第3話 両手に花
私は、クラーナとラノアと一緒に家で過ごしていた。
そこで、この家に幽霊がいるということを知らされたのだ。
「大分落ち着いたようね?」
「うん……」
幽霊に怯える私を、クラーナはずっと抱きしめてくれていた。
そのおかげで、私の恐怖は大分和らいでいた。やはり、クラーナの胸の中は、とても落ち着ける場所である。

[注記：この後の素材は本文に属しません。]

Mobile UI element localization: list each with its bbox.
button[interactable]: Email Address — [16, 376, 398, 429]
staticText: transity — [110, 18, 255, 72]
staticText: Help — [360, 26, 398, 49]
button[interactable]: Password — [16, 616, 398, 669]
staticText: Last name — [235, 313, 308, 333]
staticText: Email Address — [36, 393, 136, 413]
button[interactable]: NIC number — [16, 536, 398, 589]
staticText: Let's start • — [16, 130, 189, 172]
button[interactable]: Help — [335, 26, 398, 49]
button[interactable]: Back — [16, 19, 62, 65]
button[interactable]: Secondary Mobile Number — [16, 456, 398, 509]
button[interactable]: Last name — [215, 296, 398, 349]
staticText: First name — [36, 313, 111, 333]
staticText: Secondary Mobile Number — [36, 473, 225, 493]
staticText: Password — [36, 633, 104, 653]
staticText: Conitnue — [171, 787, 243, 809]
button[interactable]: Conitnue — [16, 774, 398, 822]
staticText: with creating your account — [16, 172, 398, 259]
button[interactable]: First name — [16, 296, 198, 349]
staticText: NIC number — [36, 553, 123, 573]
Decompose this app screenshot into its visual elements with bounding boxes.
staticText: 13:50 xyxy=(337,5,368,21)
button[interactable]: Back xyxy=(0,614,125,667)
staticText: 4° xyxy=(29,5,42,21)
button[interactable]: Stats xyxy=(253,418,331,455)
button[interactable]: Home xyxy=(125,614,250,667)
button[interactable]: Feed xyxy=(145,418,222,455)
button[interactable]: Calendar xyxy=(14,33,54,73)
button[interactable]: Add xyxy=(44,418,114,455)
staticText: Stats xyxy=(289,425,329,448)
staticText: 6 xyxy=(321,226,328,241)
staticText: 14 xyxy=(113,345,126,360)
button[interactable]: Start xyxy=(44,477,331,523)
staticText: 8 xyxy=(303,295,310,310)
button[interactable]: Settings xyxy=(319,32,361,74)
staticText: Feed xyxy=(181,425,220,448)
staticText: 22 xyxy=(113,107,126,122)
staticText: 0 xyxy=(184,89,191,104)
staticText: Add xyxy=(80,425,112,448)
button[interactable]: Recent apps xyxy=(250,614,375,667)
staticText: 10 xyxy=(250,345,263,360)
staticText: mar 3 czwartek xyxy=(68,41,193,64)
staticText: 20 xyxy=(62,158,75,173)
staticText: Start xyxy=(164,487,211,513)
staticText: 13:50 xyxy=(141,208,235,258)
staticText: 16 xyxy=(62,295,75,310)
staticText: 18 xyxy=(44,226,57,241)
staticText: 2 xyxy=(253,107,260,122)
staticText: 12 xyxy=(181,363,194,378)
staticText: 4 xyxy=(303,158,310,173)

落ち着いたので、私はゆっくりとクラーナから離れていく。名残惜しいが、流石にラノアの前でずっとそうしている訳にはいかないのだ。
「アノン、大丈夫?」
「あ、うん、大丈夫だよ」
クラーナの胸から離れた私に、ラノアが話しかけてきた。
その瞳は、少し不安そうでもある。
この話は、ラノアが発端だった。そのため、責任を感じているのだろう。
「ラノア……」
「あっ……」
私は、そんなラノアを引き寄せた。
そして、その頭をゆっくりと撫でていく。
「大丈夫、ラノアのせいじゃないよ」
「アノン……」
「私が怖がりなのが悪いんだから、気にしないで」
私は笑顔で、ラノアに語りかけた。
別に、ラノアは何も悪いことをしていないのだ。それなのに、責任を感じさせるなど、あってはならないことである。
「うん……」
私の胸の中で、ラノアも少し落ち着いていた。
どうやら、責任を感じる必要はないと思ってくれたようだ。
「……」
「あっ……」
そこで、私はとあることに気づいた。
それは、クラーナが少し寂しそうにしていることだ。
クラーナは、私がラノアに構っていると、時々そういう風になることがある。
ここで、飛び込んできてくれてもいいのだが、クラーナはそれをしない。恐らく、ラノアに気を遣っていたり、親としてそのような姿を見せられないと思っているのだろう。
その気持ちは、私もわからないものではない。私も、ラノアの前でクラーナに甘えられないと思ったりする。
「クラーナ」
「えっ……」
しかし、私はクラーナを引き寄せることにした。
寂しそうなクラーナを見ていると、そうしなければならないと思ったのだ。
やっぱり、我慢することはよくないことである。嫌な思いをするくらいなら、多少ラノアの前でそういう姿を見せる方がいいはずだ。
「アノン……」
クラーナもそう思ったのか、私に甘え始めた。
その姿は、とても愛らしい。
やはり、クラーナはとても可愛い。こんなに可愛い子が、私のお嫁さんとはなんという幸福なのだろうか。
「クラーナ……」
「あう……」
私は、右手でクラ―ナを、左手でラノアをそれぞれ撫でる。
片手には妻、片手には娘、両手に花でとても幸せな気分だった。